Hans Wegeżynsten napisał(a):W jaki sposób antagonistyczny zbadałby czy takie upośledzenie występuje?
No masz zacytowane badania przeprowadzone na Samoa, nie będę ci wszystkiego przepisywał. Homoseksualiści tzw. fa'afafine byli bardzo altruistycznie nastawieni wobec swoich krewnych. Co jest ciekawym dowodem popierającym tzw. "kin selection hypothesis.".
Swoją drogą. Na Samoa bardzo często homoseksualiści opiekują się dziećmi co może oznaczać, że przyznanie prawa do adopcji homoseksualistą wcale nie musi oznaczać katastrofy. Tak na marginesie.
Hans Wegeżynsten napisał(a):Co rozumie antagonistyczny przez upośledzenie szans?

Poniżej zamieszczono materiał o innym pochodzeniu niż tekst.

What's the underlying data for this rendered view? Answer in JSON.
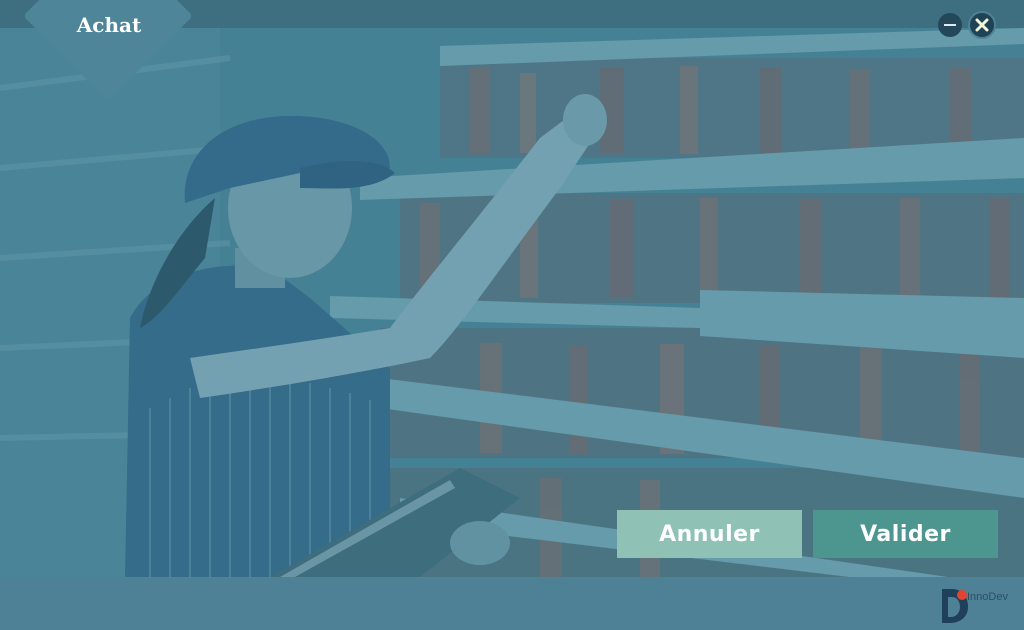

No nie wiem. Co to może oznaczać upośledzenie szans? hmmm :lol2:
Rozumiesz, że istnieją różne strategie reprodukcji? Wśród niektórych gatunków samiec nie pomaga samicy wychować dzieci. Wśród homo sapiens pomaga bo okazało się to lepszą strategią. Kobieta, nie może rodzić niczym mysz. Dziecko jest drogocenne a więc pomoc mężczyzny zwiększała szanse na przetrwanie dziecka. Opłaca się inwestować w dziecko. Dodatkowa pomoc od krewnych może dodatkowo zwiększyć szanse i dać przewagę na tymi, którzy takiej nie posiadają. Przy okazji mężczyzna nie zabiegający o względy kobiet mógł nie narażać się na niebezpieczeństwo.